# Why Aren't They Yelling!?



## nancy d (Oct 5, 2007)

Ran out of hay last night. Gave them the last armload this am before heading to feed store.
There's 5 mamas out there & their kids & then some.
Usually the first thing they do when they see me is holler to be fed no matter what time of day.
If the rack is half full they see it half empty & I get the what for. Makes me wonder if I leave too much out there...they are well conditioned but not overly so.
Lately no one has finished their Boer Goat Developer either. :scratch:


----------



## Mully (Jun 23, 2009)

Didn't you know goats are part of the pig family .... they always think they are missing out


----------



## SterlingAcres (Oct 19, 2009)

Mine are real fatties too. lol They aren't overweight, but I have no idea where they put everything they eat. 

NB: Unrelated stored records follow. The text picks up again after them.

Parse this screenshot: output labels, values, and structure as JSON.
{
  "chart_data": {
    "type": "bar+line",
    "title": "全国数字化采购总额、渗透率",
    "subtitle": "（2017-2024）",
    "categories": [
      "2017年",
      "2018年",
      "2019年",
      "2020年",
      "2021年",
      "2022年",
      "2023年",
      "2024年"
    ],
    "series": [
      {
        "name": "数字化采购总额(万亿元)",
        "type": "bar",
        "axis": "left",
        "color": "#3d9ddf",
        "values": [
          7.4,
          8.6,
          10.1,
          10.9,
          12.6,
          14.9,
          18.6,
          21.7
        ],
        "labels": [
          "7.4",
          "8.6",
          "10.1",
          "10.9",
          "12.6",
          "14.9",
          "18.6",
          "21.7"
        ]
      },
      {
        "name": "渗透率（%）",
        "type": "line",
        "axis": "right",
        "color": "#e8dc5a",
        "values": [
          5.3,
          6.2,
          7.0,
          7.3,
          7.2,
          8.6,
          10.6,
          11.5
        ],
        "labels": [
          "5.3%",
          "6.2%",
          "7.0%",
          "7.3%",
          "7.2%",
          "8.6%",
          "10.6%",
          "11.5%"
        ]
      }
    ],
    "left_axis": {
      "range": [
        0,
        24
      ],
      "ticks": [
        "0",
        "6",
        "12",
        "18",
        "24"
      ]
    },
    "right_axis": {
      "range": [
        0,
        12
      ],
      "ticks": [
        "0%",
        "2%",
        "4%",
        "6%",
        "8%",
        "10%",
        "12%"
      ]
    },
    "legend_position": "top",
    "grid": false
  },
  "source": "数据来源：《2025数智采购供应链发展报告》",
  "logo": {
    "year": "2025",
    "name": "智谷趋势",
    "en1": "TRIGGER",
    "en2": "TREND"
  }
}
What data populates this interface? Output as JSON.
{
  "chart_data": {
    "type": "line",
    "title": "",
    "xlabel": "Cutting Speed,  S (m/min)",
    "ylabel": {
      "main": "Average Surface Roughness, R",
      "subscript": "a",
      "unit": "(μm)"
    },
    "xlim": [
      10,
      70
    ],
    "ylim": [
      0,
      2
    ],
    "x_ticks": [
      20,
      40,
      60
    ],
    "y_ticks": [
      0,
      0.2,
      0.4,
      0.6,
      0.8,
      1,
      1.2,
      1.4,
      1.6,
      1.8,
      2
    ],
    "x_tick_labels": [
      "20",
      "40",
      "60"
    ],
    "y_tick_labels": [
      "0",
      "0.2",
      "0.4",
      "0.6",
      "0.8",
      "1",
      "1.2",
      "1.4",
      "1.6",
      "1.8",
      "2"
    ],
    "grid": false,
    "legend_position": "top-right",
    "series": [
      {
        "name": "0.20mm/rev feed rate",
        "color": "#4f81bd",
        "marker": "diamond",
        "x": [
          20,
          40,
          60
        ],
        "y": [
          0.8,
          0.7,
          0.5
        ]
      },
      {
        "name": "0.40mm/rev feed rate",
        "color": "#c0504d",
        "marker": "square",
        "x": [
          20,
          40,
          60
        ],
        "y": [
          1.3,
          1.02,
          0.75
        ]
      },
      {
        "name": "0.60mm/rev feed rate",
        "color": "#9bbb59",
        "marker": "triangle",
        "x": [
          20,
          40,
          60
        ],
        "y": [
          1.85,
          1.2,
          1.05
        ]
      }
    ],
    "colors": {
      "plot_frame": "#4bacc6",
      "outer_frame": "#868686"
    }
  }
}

And someone better save you if you walk outside with something to eat for yourself while they're out free ranging. You get bum rushed and tackled. Especially for Frito chips. lol


----------



## nancy d (Oct 5, 2007)

Mully said:


> Didn't you know goats are part of the pig family .... they always think they are missing out


Hehehee! Shortly after I first got them I emailed my breeder accusing her of selling me pigs. You KNOW they even sound like them while eating.

It's finally summer here at least for a few days. Maybe that's why they arent eating much.


----------